Florida veterinarian Paul Gartenberg performed surgery on a stray dog who had a rusty chain embedded in his neck. Although his intention was to find a home for the dog, he ended up falling in love with him so made the dog part of his family. He named him Padi, due to the padlock on the embedded chain he was dragging when found.
Padi came to work every day with his owner and was beloved by hundreds of clients at the vet clinic. In June, a 4 year old boy was interacting with Padi at the clinic. At some point, Padi attempted to hide under a desk but the boy reportedly followed him into the tight space, lunged at the dog, and Padi bit off the child’s earlobe. Padi was seized by Manatee Co Animal Services for killing:
The state’s “Damage By Dogs” statute says that a dog that bites a person without provocation is to be “immediately confiscated by an animal control authority, placed in quarantine, if necessary, for the proper length of time, or impounded and held for 10 business days after the owner is given written notification, and thereafter destroyed in an expeditious and humane manner.”
Dr. Gartenberg hired an attorney to fight in court for Padi’s right to live. After 11 weeks, Dr. Gartenberg received permission from the court to bring Padi home from the pound. But the legal battle has continued, with Padi gaining support from many animal activists.
The legal argument being made on behalf of Padi is that the Florida statute requiring automatic killing is unconstitutional as it robs the owner of his due process – that is, a chance to offer a defense by explaining to a judge the circumstances of the bite. There is a hearing scheduled in Manatee Co for this afternoon at 2:00 during which the judge could decide that the statute is unconstitutional. In that case, Padi would be allowed to live. State legislators are already working on amending the law.
7 thoughts on “Florida Dog Bite Statute May Be Ruled Unconstitutional Today Due to Mandatory Killing Aspect”
Part of the statute is surely “void for vagueness” — the part about biting a person without provocation. Pursuing the hiding dog & then lunging at him constitutes provocation, not that the child had to intend to provoke, but that those actions acted to provoke the dog & under normal circumstances would provoke most dogs in general. One could argue that the limitation “without provocation” already implicitly accords the owner the right to contest the decision, but the statute should provide a mechanism for doing so. So glad this is being challenged in court —
The attorney for the child’s family disputes the claim that the boy provoked the dog in any way. The Free Padi website goes a bit further the other way claiming the child was teasing the dog, took away his toys, cornered him when he hid under the desk then lunged at the dog, all while under the (non) supervision of a 19 year old babysitter. I split the difference and went with the version the local news said was in the police report. In any case, I agree with you that the “unprovoked” wording requires that the owner be allowed to present a defense.
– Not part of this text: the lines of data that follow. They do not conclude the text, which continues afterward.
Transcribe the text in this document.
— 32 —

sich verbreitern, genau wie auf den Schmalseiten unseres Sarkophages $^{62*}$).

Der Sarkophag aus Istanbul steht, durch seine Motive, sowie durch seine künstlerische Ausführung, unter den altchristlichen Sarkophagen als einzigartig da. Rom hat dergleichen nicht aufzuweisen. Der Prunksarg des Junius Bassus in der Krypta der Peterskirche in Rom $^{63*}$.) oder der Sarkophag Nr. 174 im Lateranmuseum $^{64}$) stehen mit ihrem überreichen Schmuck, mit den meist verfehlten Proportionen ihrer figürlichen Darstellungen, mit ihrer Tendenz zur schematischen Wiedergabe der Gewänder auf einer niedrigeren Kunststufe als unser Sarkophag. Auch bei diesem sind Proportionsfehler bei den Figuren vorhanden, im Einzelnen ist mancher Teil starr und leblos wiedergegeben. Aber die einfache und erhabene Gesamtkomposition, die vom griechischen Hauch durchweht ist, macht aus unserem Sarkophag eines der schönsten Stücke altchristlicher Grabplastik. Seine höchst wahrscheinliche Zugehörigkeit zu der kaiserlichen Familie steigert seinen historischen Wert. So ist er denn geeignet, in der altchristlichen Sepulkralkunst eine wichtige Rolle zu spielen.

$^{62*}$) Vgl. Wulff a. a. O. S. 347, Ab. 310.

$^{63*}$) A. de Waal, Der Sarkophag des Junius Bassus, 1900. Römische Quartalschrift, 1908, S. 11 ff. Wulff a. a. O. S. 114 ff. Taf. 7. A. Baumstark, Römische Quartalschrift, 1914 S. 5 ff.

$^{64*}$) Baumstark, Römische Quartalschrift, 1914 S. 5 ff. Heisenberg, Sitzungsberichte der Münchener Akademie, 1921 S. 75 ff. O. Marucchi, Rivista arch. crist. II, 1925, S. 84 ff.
Marianna, if you see this — obviously, having the law be declared unconstitutional would save Padi’s life, but I wonder if it would also serve as a useful precedent in other jurisdictions: Florida can’t be the only state with this kind of statute. Any thoughts about that? IIUC, this is a Circuit Court case, and Circuit Courts are federal courts that handle a wide range of cases at the local and state level, is that right? Not sure which kinds of court decisions are most effective in serving as precedents.
Well, glad it’s being challenged. Killing a dog without any sort of recourse on the owner’s part is just horrible. Thank goodness this owner is a vet with resources to fight it.
The judge has heard the arguments and will issue a ruling “shortly.” No timetable.
“So many people attended the hearing at 2 p.m. that some could not get into the courtroom. The judge said those people would receive transcripts of the hearing.”
WTSP 10 News fb page: “We’ve just learned that there will be no decision today on the fate of Padi the dog – the judge will issue a written decision.”
Padi will remain free with no restrictions. Sarasota Judge Andrew Owens ruled Florida’s 25-year-old dog bite law is unconstitutional calling it “arbitrary and unduly oppressive.”